Now. When precisely did I wake up and know that life was a battleground? It was into the fray each day, taking up the cudgels, arming myself against would-be oppressors, defending, and holding that line. Am I Joan of Arc in my suit of armour? Even housework has to be attacked, striking a blow.
My job is certainly enemy territory. Conspiracies leading to a stab in the back, probably for me. The pimping, snitching idiocy of the place is wearing me out. Eighteenth-century Venice couldn’t have been more plot-ridden.
But warfare is tiring. This is the lesson. Opposing everything, everyone, constantly, is a weakening experience. Whereas being for something is strengthening. It’s not so much Willa’s illness that is sapping my strength (though it’s helping) but my own combative nature. And the delusion of wanting. This is at the core of suffering.
Let others live the way they must, advise the bald-headed nuns and monks. Try to see them with loving kindness. This is what the Buddha taught. The practice is hard. Theory has always been easier for me. But one step at a time. However, I’ve decided that enemies will have to wait. First I’ll be compassionate towards myself, then to my friends, then to strangers.

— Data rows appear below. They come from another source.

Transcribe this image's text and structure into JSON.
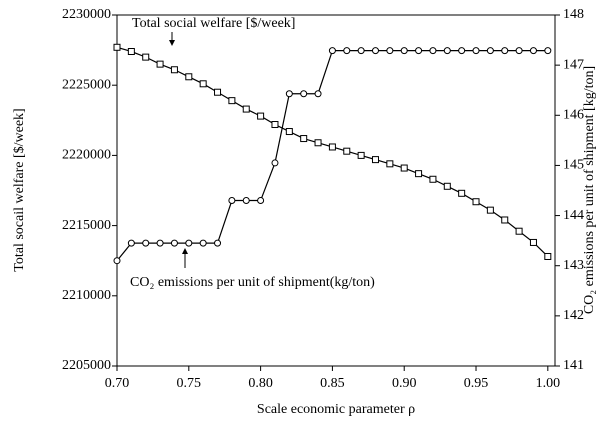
{
  "chart_data": {
    "type": "line",
    "x_label": "Scale economic parameter ρ",
    "y_label": "Total socail welfare [$/week]",
    "y2_label": "CO₂ emissions per unit of shipment [kg/ton]",
    "x": [
      0.7,
      0.71,
      0.72,
      0.73,
      0.74,
      0.75,
      0.76,
      0.77,
      0.78,
      0.79,
      0.8,
      0.81,
      0.82,
      0.83,
      0.84,
      0.85,
      0.86,
      0.87,
      0.88,
      0.89,
      0.9,
      0.91,
      0.92,
      0.93,
      0.94,
      0.95,
      0.96,
      0.97,
      0.98,
      0.99,
      1.0
    ],
    "xlim": [
      0.7,
      1.005
    ],
    "xticks": [
      {
        "value": 0.7,
        "label": "0.70"
      },
      0.75,
      {
        "value": 0.8,
        "label": "0.80"
      },
      0.85,
      {
        "value": 0.9,
        "label": "0.90"
      },
      0.95,
      {
        "value": 1.0,
        "label": "1.00"
      }
    ],
    "ylim": [
      2205000,
      2230000
    ],
    "yticks": [
      2205000,
      2210000,
      2215000,
      2220000,
      2225000,
      2230000
    ],
    "y2lim": [
      141,
      148
    ],
    "y2ticks": [
      141,
      142,
      143,
      144,
      145,
      146,
      147,
      148
    ],
    "series": [
      {
        "name": "Total  social welfare [$/week]",
        "color": "#000000",
        "marker": "square",
        "values": [
          2227700,
          2227400,
          2227000,
          2226500,
          2226100,
          2225600,
          2225100,
          2224500,
          2223900,
          2223300,
          2222800,
          2222200,
          2221700,
          2221200,
          2220900,
          2220600,
          2220300,
          2220000,
          2219700,
          2219400,
          2219100,
          2218700,
          2218300,
          2217800,
          2217300,
          2216700,
          2216100,
          2215400,
          2214600,
          2213800,
          2212800
        ]
      },
      {
        "name": "CO₂ emissions per unit of shipment(kg/ton)",
        "color": "#000000",
        "marker": "circle",
        "axis": "y2",
        "values": [
          143.1,
          143.45,
          143.45,
          143.45,
          143.45,
          143.45,
          143.45,
          143.45,
          144.3,
          144.3,
          144.3,
          145.05,
          146.43,
          146.43,
          146.43,
          147.29,
          147.29,
          147.29,
          147.29,
          147.29,
          147.29,
          147.29,
          147.29,
          147.29,
          147.29,
          147.29,
          147.29,
          147.29,
          147.29,
          147.29,
          147.29
        ]
      }
    ]
  }
}
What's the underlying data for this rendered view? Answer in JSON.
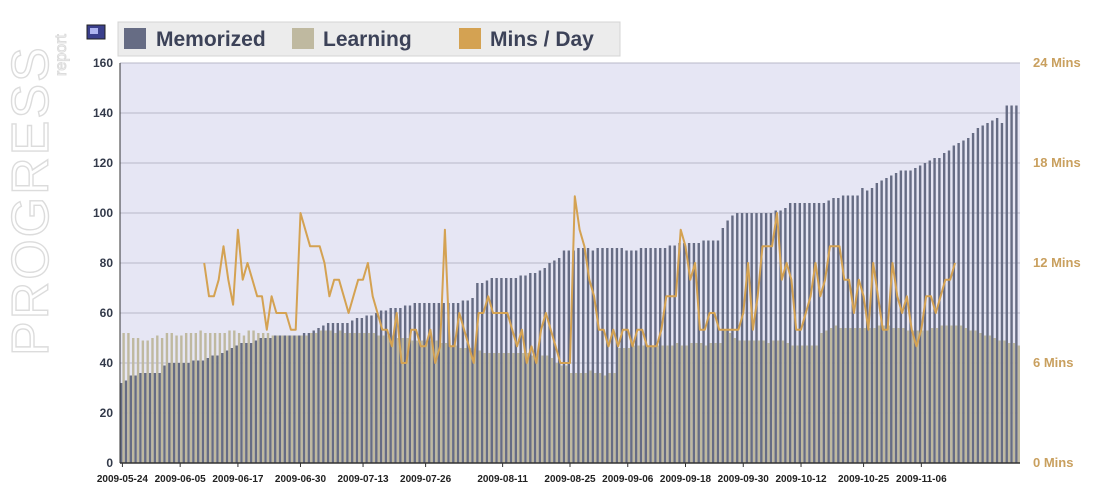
{
  "watermark": {
    "title": "PROGRESS",
    "subtitle": "report"
  },
  "colors": {
    "memorized": "#666c84",
    "learning": "#bfb9a0",
    "mins": "#d4a252",
    "plot_bg": "#e6e6f4",
    "grid": "#b8b8c8",
    "legend_bg": "#ececec"
  },
  "chart_data": {
    "type": "bar",
    "title": "",
    "legend_placement": "top-left",
    "grid": true,
    "x_start": "2009-05-24",
    "x_tick_labels": [
      "2009-05-24",
      "2009-06-05",
      "2009-06-17",
      "2009-06-30",
      "2009-07-13",
      "2009-07-26",
      "2009-08-11",
      "2009-08-25",
      "2009-09-06",
      "2009-09-18",
      "2009-09-30",
      "2009-10-12",
      "2009-10-25",
      "2009-11-06"
    ],
    "y_left": {
      "range": [
        0,
        160
      ],
      "ticks": [
        0,
        20,
        40,
        60,
        80,
        100,
        120,
        140,
        160
      ]
    },
    "y_right": {
      "range": [
        0,
        24
      ],
      "ticks": [
        "0 Mins",
        "6 Mins",
        "12 Mins",
        "18 Mins",
        "24 Mins"
      ]
    },
    "series": [
      {
        "name": "Memorized",
        "type": "bar",
        "axis": "left",
        "values": [
          32,
          33,
          35,
          35,
          36,
          36,
          36,
          36,
          36,
          39,
          40,
          40,
          40,
          40,
          40,
          41,
          41,
          41,
          42,
          43,
          43,
          44,
          45,
          46,
          47,
          48,
          48,
          48,
          49,
          50,
          50,
          50,
          51,
          51,
          51,
          51,
          51,
          51,
          52,
          52,
          53,
          54,
          55,
          56,
          56,
          56,
          56,
          56,
          57,
          58,
          58,
          59,
          59,
          60,
          61,
          61,
          62,
          62,
          62,
          63,
          63,
          64,
          64,
          64,
          64,
          64,
          64,
          64,
          64,
          64,
          64,
          65,
          65,
          66,
          72,
          72,
          73,
          74,
          74,
          74,
          74,
          74,
          74,
          75,
          75,
          76,
          76,
          77,
          78,
          80,
          81,
          82,
          85,
          85,
          85,
          86,
          86,
          86,
          85,
          86,
          86,
          86,
          86,
          86,
          86,
          85,
          85,
          85,
          86,
          86,
          86,
          86,
          86,
          86,
          87,
          87,
          88,
          88,
          88,
          88,
          88,
          89,
          89,
          89,
          89,
          94,
          97,
          99,
          100,
          100,
          100,
          100,
          100,
          100,
          100,
          100,
          101,
          101,
          102,
          104,
          104,
          104,
          104,
          104,
          104,
          104,
          104,
          105,
          106,
          106,
          107,
          107,
          107,
          107,
          110,
          109,
          110,
          112,
          113,
          114,
          115,
          116,
          117,
          117,
          117,
          118,
          119,
          120,
          121,
          122,
          122,
          124,
          125,
          127,
          128,
          129,
          130,
          132,
          134,
          135,
          136,
          137,
          138,
          136,
          143,
          143,
          143
        ]
      },
      {
        "name": "Learning",
        "type": "bar",
        "axis": "left",
        "values": [
          52,
          52,
          50,
          50,
          49,
          49,
          50,
          51,
          50,
          52,
          52,
          51,
          51,
          52,
          52,
          52,
          53,
          52,
          52,
          52,
          52,
          52,
          53,
          53,
          52,
          51,
          53,
          53,
          52,
          52,
          52,
          51,
          51,
          51,
          51,
          51,
          51,
          51,
          51,
          52,
          52,
          53,
          53,
          53,
          52,
          53,
          52,
          52,
          52,
          52,
          52,
          52,
          52,
          51,
          51,
          51,
          51,
          50,
          50,
          50,
          49,
          49,
          49,
          49,
          49,
          49,
          48,
          48,
          47,
          47,
          46,
          46,
          46,
          45,
          45,
          44,
          44,
          44,
          44,
          44,
          44,
          44,
          44,
          44,
          44,
          43,
          43,
          43,
          43,
          42,
          40,
          39,
          39,
          36,
          36,
          36,
          36,
          37,
          36,
          36,
          35,
          36,
          36,
          46,
          46,
          46,
          47,
          47,
          47,
          47,
          47,
          47,
          47,
          47,
          47,
          48,
          47,
          47,
          48,
          48,
          48,
          47,
          48,
          48,
          48,
          53,
          52,
          50,
          49,
          49,
          49,
          49,
          49,
          49,
          48,
          49,
          49,
          49,
          48,
          47,
          47,
          47,
          47,
          47,
          47,
          52,
          53,
          54,
          55,
          54,
          54,
          54,
          54,
          54,
          54,
          54,
          54,
          55,
          55,
          55,
          54,
          54,
          54,
          53,
          53,
          53,
          53,
          53,
          54,
          54,
          55,
          55,
          55,
          55,
          55,
          54,
          53,
          53,
          52,
          51,
          51,
          50,
          49,
          49,
          48,
          48,
          47,
          47,
          47
        ]
      },
      {
        "name": "Mins / Day",
        "type": "line",
        "axis": "right",
        "values": [
          [
            17,
            12
          ],
          [
            18,
            10
          ],
          [
            19,
            10
          ],
          [
            20,
            11
          ],
          [
            21,
            13
          ],
          [
            22,
            11
          ],
          [
            23,
            9.5
          ],
          [
            24,
            14
          ],
          [
            25,
            11
          ],
          [
            26,
            12
          ],
          [
            27,
            11
          ],
          [
            28,
            10
          ],
          [
            29,
            10
          ],
          [
            30,
            8
          ],
          [
            31,
            10
          ],
          [
            32,
            9
          ],
          [
            33,
            9
          ],
          [
            34,
            9
          ],
          [
            35,
            8
          ],
          [
            36,
            8
          ],
          [
            37,
            15
          ],
          [
            38,
            14
          ],
          [
            39,
            13
          ],
          [
            40,
            13
          ],
          [
            41,
            13
          ],
          [
            42,
            12
          ],
          [
            43,
            10
          ],
          [
            44,
            11
          ],
          [
            45,
            11
          ],
          [
            46,
            10
          ],
          [
            47,
            9
          ],
          [
            48,
            10
          ],
          [
            49,
            11
          ],
          [
            50,
            11
          ],
          [
            51,
            12
          ],
          [
            52,
            10
          ],
          [
            53,
            9
          ],
          [
            54,
            8
          ],
          [
            55,
            8
          ],
          [
            56,
            7
          ],
          [
            57,
            9
          ],
          [
            58,
            6
          ],
          [
            59,
            6
          ],
          [
            60,
            8
          ],
          [
            61,
            8
          ],
          [
            62,
            7
          ],
          [
            63,
            7
          ],
          [
            64,
            8
          ],
          [
            65,
            6
          ],
          [
            66,
            7
          ],
          [
            67,
            14
          ],
          [
            68,
            7
          ],
          [
            69,
            7
          ],
          [
            70,
            9
          ],
          [
            71,
            8
          ],
          [
            72,
            7
          ],
          [
            73,
            6
          ],
          [
            74,
            9
          ],
          [
            75,
            9
          ],
          [
            76,
            10
          ],
          [
            77,
            9
          ],
          [
            78,
            9
          ],
          [
            79,
            9
          ],
          [
            80,
            9
          ],
          [
            81,
            8
          ],
          [
            82,
            7
          ],
          [
            83,
            8
          ],
          [
            84,
            6
          ],
          [
            85,
            7
          ],
          [
            86,
            6
          ],
          [
            87,
            8
          ],
          [
            88,
            9
          ],
          [
            89,
            8
          ],
          [
            90,
            7
          ],
          [
            91,
            6
          ],
          [
            92,
            6
          ],
          [
            93,
            6
          ],
          [
            94,
            16
          ],
          [
            95,
            14
          ],
          [
            96,
            13
          ],
          [
            97,
            11
          ],
          [
            98,
            10
          ],
          [
            99,
            8
          ],
          [
            100,
            8
          ],
          [
            101,
            7
          ],
          [
            102,
            8
          ],
          [
            103,
            7
          ],
          [
            104,
            8
          ],
          [
            105,
            8
          ],
          [
            106,
            7
          ],
          [
            107,
            8
          ],
          [
            108,
            8
          ],
          [
            109,
            7
          ],
          [
            110,
            7
          ],
          [
            111,
            7
          ],
          [
            112,
            8
          ],
          [
            113,
            10
          ],
          [
            114,
            10
          ],
          [
            115,
            10
          ],
          [
            116,
            14
          ],
          [
            117,
            13
          ],
          [
            118,
            11
          ],
          [
            119,
            12
          ],
          [
            120,
            8
          ],
          [
            121,
            8
          ],
          [
            122,
            9
          ],
          [
            123,
            9
          ],
          [
            124,
            8
          ],
          [
            125,
            8
          ],
          [
            126,
            8
          ],
          [
            127,
            8
          ],
          [
            128,
            8
          ],
          [
            129,
            9
          ],
          [
            130,
            12
          ],
          [
            131,
            8
          ],
          [
            132,
            10
          ],
          [
            133,
            13
          ],
          [
            134,
            13
          ],
          [
            135,
            13
          ],
          [
            136,
            15
          ],
          [
            137,
            11
          ],
          [
            138,
            12
          ],
          [
            139,
            11
          ],
          [
            140,
            8
          ],
          [
            141,
            8
          ],
          [
            142,
            9
          ],
          [
            143,
            10
          ],
          [
            144,
            12
          ],
          [
            145,
            10
          ],
          [
            146,
            11
          ],
          [
            147,
            13
          ],
          [
            148,
            13
          ],
          [
            149,
            13
          ],
          [
            150,
            11
          ],
          [
            151,
            11
          ],
          [
            152,
            9
          ],
          [
            153,
            11
          ],
          [
            154,
            10
          ],
          [
            155,
            8
          ],
          [
            156,
            12
          ],
          [
            157,
            10
          ],
          [
            158,
            8
          ],
          [
            159,
            8
          ],
          [
            160,
            12
          ],
          [
            161,
            10
          ],
          [
            162,
            9
          ],
          [
            163,
            10
          ],
          [
            164,
            8
          ],
          [
            165,
            7
          ],
          [
            166,
            8
          ],
          [
            167,
            10
          ],
          [
            168,
            10
          ],
          [
            169,
            9
          ],
          [
            170,
            10
          ],
          [
            171,
            11
          ],
          [
            172,
            11
          ],
          [
            173,
            12
          ]
        ]
      }
    ]
  }
}
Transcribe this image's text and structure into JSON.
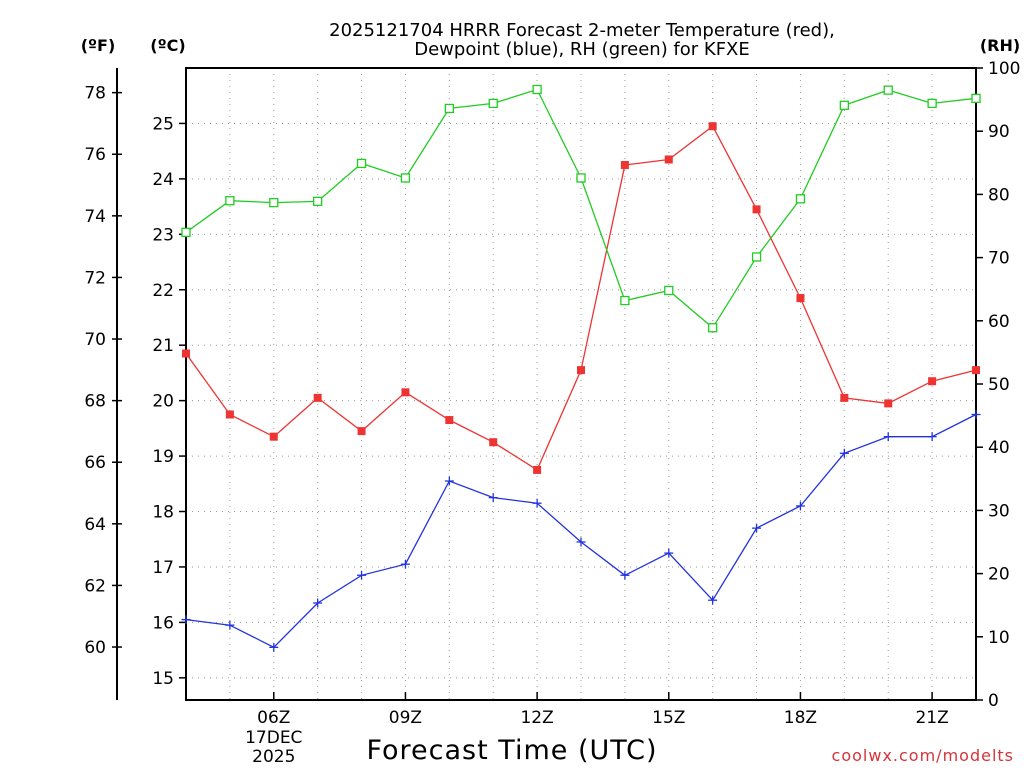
{
  "chart_data": {
    "type": "line",
    "title_line1": "2025121704 HRRR Forecast 2-meter Temperature (red),",
    "title_line2": "Dewpoint (blue), RH (green) for KFXE",
    "xlabel": "Forecast Time (UTC)",
    "credit": "coolwx.com/modelts",
    "units": {
      "fahrenheit": "(ºF)",
      "celsius": "(ºC)",
      "rh": "(RH)"
    },
    "x": [
      4,
      5,
      6,
      7,
      8,
      9,
      10,
      11,
      12,
      13,
      14,
      15,
      16,
      17,
      18,
      19,
      20,
      21,
      22
    ],
    "xlim": [
      4,
      22
    ],
    "x_ticks": [
      {
        "x": 6,
        "label": "06Z",
        "sub1": "17DEC",
        "sub2": "2025"
      },
      {
        "x": 9,
        "label": "09Z"
      },
      {
        "x": 12,
        "label": "12Z"
      },
      {
        "x": 15,
        "label": "15Z"
      },
      {
        "x": 18,
        "label": "18Z"
      },
      {
        "x": 21,
        "label": "21Z"
      }
    ],
    "ylim_celsius": [
      14.6,
      26.0
    ],
    "ylim_rh": [
      0,
      100
    ],
    "celsius_ticks": [
      "15",
      "16",
      "17",
      "18",
      "19",
      "20",
      "21",
      "22",
      "23",
      "24",
      "25"
    ],
    "fahrenheit_ticks": [
      "60",
      "62",
      "64",
      "66",
      "68",
      "70",
      "72",
      "74",
      "76",
      "78"
    ],
    "rh_ticks": [
      "0",
      "10",
      "20",
      "30",
      "40",
      "50",
      "60",
      "70",
      "80",
      "90",
      "100"
    ],
    "series": [
      {
        "name": "Temperature",
        "units": "°C",
        "axis": "celsius",
        "color": "#ee3333",
        "marker": "square-filled",
        "values": [
          20.85,
          19.75,
          19.35,
          20.05,
          19.45,
          20.15,
          19.65,
          19.25,
          18.75,
          20.55,
          24.25,
          24.35,
          24.95,
          23.45,
          21.85,
          20.05,
          19.95,
          20.35,
          20.55
        ]
      },
      {
        "name": "Dewpoint",
        "units": "°C",
        "axis": "celsius",
        "color": "#2233dd",
        "marker": "plus",
        "values": [
          16.05,
          15.95,
          15.55,
          16.35,
          16.85,
          17.05,
          18.55,
          18.25,
          18.15,
          17.45,
          16.85,
          17.25,
          16.4,
          17.7,
          18.1,
          19.05,
          19.35,
          19.35,
          19.75
        ]
      },
      {
        "name": "RH",
        "units": "%",
        "axis": "rh",
        "color": "#22cc22",
        "marker": "square-open",
        "values": [
          74.0,
          79.0,
          78.7,
          78.9,
          84.9,
          82.6,
          93.6,
          94.4,
          96.6,
          82.6,
          63.2,
          64.8,
          58.9,
          70.1,
          79.3,
          94.1,
          96.5,
          94.4,
          95.2
        ]
      }
    ]
  }
}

I’m not geared for enemies yet.
The techniques can be applied anywhere, the breathing into calm. In the park, where the grass has just been cut, a breeze brushes past
, soft as a feather. The couple coming towards us smile. Autumnal blessings, I murmur to my dog. She clinks along beside me on her lead, ever the optimist, feeling the harmony on this pink evening as she is now deaf.
It’s been years and I’m tired from working, visiting Willa in the hostel across the way from my office, three days a week. I’ve told Rita not to come to the nursing home any more—a relief for us both, and Willa doesn’t notice.
Medical seminars are to be scheduled by me on a regular basis, for a variety of diseases. Real diseases, that is, not the stuff of pharmaceutical hype, such as ‘premature’ balding or erectile dysfunction and other symptoms of simply growing older before you know it. The determination of pharmaceutical companies to strike fear into our hearts so that we’ll give them a lavish livelihood is for me only mildly offset by the knowledge that Willa has benefited to some degree from the drugs for psychosis that have restored, to some small extent, her former optimistic and tolerant personality.
Here we are at departmental drinks and She is there, the object of my desire not so long ago, the unmistakable back of her. She starts to turn round and I pause, intending to look the other way, then decide to walk straight towards her. Someone has just told me I look terrific.
She is smiling and even puts out a hand to half encircle me. Slightly perplexed, I greet her and wait, all calmness. No ego, no embarrassment, no offence at not hearing back from my last call.
‘How is your mother? I haven’t forgotten the dementia workshop,’ she says.
The workshop, in which I had a personal interest, of course, as well as a work-related commitment, had almost not occurred because of her lack of response. Without saying as much, for this is the new me, unrighteous and tolerant, I tell her it can wait for another six months—other seminars are in place that will fulfil the same function, for the same audience.